What is the main purpose of Tom Kellermann’s appointment at HITRUST?

Tom Kellermann was appointed as Vice President of Cyber Risk to drive HITRUST’s industry engagement, thought leadership, and expansion into new markets, with a focus on elevating third-party and supply chain security programs.

Why is this appointment significant for cybersecurity and risk management?

Kellermann brings over two decades of cybersecurity leadership experience from both public and private sectors, and his expertise will help organizations strengthen supply chain security, achieve measurable risk reduction, and enhance cyber resilience.

What specific areas will Tom Kellermann focus on in his new role?

He will focus on Third Party Risk Management (TPRM), helping organizations strengthen supply chain security and business resilience using HITRUST’s comprehensive portfolio of threat-adaptive security assessments and operational enablement tools.

What experience does Tom Kellermann bring to HITRUST?

Kellermann has over two decades of cybersecurity leadership, including roles as Chief Cybersecurity Officer for Carbon Black Inc., Head of Cybersecurity Strategy for VMware, and executive positions at Contrast Security, Trend Micro, and Core Security. He also served as Deputy CISO for the World Bank Treasury and held government appointments including the Cyber Investigations Advisory Board for the United States Secret Service.

How will this appointment benefit organizations using HITRUST services?

Kellermann will help accelerate adoption of HITRUST’s comprehensive portfolio, including threat-adaptive information security and AI assessments, operational enablement tools, and integrations like the new ServiceNow TPRM platform, driving cost reductions, risk mitigation, and program simplification.

What is the relevance of third-party risk management in today’s cybersecurity landscape?

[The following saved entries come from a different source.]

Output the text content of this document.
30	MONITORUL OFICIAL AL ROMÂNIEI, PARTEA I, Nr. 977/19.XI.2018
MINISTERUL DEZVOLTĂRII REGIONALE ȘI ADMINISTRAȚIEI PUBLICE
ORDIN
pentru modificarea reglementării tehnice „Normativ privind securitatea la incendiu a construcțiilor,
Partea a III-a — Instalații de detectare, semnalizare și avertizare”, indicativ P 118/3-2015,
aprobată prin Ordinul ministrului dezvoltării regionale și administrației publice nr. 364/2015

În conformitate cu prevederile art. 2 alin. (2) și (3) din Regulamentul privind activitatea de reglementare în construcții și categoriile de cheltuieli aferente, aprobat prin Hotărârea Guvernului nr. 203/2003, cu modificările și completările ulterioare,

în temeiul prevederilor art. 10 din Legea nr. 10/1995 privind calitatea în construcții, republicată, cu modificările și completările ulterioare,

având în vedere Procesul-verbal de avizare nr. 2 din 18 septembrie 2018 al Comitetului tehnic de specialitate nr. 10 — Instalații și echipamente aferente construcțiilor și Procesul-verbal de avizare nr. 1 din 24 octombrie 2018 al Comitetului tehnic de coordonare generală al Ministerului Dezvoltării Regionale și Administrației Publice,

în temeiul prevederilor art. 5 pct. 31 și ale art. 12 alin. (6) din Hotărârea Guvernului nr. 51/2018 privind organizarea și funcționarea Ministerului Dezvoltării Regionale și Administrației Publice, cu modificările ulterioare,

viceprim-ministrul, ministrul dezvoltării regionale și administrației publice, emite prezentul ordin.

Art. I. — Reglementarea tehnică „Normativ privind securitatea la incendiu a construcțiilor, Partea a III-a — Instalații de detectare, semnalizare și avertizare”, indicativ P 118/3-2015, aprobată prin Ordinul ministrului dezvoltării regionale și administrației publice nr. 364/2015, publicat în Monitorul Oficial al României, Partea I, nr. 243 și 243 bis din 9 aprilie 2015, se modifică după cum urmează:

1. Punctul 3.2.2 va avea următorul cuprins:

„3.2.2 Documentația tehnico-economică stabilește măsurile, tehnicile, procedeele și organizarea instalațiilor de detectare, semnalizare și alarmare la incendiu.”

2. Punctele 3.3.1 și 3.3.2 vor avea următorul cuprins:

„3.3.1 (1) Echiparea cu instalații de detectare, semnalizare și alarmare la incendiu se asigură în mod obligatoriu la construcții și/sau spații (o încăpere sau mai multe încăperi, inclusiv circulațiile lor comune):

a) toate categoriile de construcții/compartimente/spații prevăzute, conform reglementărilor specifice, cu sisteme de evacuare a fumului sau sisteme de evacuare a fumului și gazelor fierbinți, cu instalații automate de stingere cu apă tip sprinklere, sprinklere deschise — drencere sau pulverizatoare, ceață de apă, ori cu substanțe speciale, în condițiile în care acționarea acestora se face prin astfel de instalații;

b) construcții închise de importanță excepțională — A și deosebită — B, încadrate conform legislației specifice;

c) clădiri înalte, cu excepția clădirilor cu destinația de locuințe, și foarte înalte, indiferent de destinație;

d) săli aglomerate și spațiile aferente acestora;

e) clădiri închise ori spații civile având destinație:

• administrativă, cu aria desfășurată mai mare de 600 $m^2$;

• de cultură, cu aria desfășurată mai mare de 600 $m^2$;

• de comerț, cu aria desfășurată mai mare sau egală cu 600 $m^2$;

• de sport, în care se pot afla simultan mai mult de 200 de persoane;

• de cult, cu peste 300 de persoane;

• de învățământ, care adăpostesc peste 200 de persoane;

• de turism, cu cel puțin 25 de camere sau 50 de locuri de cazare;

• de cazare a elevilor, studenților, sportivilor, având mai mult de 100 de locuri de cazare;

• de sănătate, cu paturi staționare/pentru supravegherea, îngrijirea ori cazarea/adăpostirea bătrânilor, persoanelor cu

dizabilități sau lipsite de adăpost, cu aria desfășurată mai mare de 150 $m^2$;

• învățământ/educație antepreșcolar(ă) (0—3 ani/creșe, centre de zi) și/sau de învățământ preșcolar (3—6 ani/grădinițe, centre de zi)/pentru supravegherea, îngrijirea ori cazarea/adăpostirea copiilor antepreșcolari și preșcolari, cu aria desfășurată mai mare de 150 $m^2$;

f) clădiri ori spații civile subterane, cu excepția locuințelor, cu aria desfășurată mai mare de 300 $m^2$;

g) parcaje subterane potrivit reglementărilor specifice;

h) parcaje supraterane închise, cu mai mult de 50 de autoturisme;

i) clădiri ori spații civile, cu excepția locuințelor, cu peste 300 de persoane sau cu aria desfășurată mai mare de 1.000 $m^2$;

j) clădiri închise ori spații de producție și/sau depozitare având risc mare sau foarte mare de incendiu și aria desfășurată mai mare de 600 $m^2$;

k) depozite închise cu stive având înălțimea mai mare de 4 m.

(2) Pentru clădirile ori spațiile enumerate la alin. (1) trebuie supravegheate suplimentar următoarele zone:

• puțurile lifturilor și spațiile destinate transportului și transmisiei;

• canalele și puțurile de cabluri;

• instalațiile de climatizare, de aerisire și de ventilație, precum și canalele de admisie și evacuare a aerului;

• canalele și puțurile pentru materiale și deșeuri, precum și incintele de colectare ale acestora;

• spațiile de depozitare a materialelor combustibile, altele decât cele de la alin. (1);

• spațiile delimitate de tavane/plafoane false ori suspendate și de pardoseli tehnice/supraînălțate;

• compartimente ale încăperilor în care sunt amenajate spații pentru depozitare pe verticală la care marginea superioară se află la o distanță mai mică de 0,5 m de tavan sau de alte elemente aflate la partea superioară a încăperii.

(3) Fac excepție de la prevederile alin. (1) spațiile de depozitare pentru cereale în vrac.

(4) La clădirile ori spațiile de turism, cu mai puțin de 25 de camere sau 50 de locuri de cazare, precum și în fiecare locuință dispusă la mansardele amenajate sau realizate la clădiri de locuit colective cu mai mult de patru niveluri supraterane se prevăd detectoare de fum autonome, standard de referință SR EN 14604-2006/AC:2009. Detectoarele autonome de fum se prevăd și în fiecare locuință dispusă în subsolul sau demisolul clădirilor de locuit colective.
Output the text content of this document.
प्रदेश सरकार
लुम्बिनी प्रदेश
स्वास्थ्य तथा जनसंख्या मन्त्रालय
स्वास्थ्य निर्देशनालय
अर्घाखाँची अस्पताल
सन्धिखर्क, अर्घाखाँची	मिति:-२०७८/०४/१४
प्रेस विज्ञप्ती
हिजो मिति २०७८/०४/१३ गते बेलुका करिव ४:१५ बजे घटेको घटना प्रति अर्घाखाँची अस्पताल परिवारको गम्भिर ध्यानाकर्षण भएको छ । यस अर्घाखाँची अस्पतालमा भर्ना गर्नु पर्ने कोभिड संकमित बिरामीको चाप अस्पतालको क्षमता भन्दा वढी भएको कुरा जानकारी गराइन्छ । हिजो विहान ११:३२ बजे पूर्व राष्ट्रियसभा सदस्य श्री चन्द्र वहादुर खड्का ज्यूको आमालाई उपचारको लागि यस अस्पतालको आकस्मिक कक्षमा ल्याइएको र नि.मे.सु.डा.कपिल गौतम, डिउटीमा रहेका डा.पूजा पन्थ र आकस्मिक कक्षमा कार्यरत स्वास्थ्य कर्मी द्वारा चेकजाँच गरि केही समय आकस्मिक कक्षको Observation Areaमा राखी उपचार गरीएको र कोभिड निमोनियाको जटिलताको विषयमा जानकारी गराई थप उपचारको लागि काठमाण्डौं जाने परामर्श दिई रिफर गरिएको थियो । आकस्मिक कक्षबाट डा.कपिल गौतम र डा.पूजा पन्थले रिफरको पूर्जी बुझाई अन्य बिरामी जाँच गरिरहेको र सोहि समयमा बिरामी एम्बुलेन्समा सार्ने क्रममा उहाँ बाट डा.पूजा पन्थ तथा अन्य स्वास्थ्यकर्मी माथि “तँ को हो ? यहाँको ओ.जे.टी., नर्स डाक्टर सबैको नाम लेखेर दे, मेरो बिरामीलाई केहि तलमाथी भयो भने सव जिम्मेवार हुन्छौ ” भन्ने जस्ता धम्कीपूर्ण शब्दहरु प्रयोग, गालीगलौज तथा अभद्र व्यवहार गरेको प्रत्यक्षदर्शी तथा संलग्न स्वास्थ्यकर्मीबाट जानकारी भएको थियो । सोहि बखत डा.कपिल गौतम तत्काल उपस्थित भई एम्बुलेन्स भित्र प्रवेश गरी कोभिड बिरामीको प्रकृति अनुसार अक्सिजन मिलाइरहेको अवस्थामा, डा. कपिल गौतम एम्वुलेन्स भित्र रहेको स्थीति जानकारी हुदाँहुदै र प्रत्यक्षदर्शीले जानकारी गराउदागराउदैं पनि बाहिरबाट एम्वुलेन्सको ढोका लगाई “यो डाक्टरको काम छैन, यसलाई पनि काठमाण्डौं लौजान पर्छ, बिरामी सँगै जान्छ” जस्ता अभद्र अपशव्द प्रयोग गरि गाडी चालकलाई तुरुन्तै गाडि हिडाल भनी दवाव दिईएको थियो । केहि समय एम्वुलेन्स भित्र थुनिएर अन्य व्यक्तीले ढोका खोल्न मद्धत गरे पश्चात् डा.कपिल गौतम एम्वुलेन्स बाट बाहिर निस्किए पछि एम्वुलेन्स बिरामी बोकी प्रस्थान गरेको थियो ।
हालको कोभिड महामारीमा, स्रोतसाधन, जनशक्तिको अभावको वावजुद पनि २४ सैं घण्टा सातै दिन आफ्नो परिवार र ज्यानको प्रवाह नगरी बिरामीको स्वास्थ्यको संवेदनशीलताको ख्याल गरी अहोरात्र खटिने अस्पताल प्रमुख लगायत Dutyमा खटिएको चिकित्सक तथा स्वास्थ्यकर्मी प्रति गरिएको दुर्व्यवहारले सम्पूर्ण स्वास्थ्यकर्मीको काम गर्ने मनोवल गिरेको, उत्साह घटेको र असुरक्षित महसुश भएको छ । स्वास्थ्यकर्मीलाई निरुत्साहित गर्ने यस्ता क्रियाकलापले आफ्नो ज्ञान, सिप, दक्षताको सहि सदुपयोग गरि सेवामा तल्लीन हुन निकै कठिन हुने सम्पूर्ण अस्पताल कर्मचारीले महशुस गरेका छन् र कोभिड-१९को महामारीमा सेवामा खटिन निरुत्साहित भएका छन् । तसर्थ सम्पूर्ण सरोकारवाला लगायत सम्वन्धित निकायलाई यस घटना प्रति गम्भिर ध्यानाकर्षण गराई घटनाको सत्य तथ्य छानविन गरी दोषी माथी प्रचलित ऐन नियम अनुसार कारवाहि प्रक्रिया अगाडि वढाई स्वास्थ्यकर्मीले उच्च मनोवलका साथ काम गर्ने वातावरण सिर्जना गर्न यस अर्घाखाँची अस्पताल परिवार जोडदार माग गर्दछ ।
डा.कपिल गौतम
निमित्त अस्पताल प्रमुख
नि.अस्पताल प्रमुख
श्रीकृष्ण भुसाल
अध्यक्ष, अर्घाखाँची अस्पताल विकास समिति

According to Verizon’s 2025 Data Breach Investigations Report, third-party involvement is present in 30% of breaches today, making TPRM a critical focus area for enhancing organizational security and resilience.

What educational and thought leadership background does Tom Kellermann have?

Kellermann taught cybercrime courses as an adjunct professor at American University from 2007-2015, was appointed the Wilson Center’s Global Fellow for Cyber Policy in 2017, co-authored ‘Electronic Safety and Soundness: Securing Finance in a New Age’ in 2003, and holds the Certified Information Security Manager (CISM) certification.

How does HITRUST leadership view this appointment?

Blake Sutherland, Executive Vice President of Market Engagement at HITRUST, stated that Kellermann’s unique combination of government advisory experience and private sector cybersecurity leadership makes him an invaluable addition to help organizations achieve unmatched cyber resilience.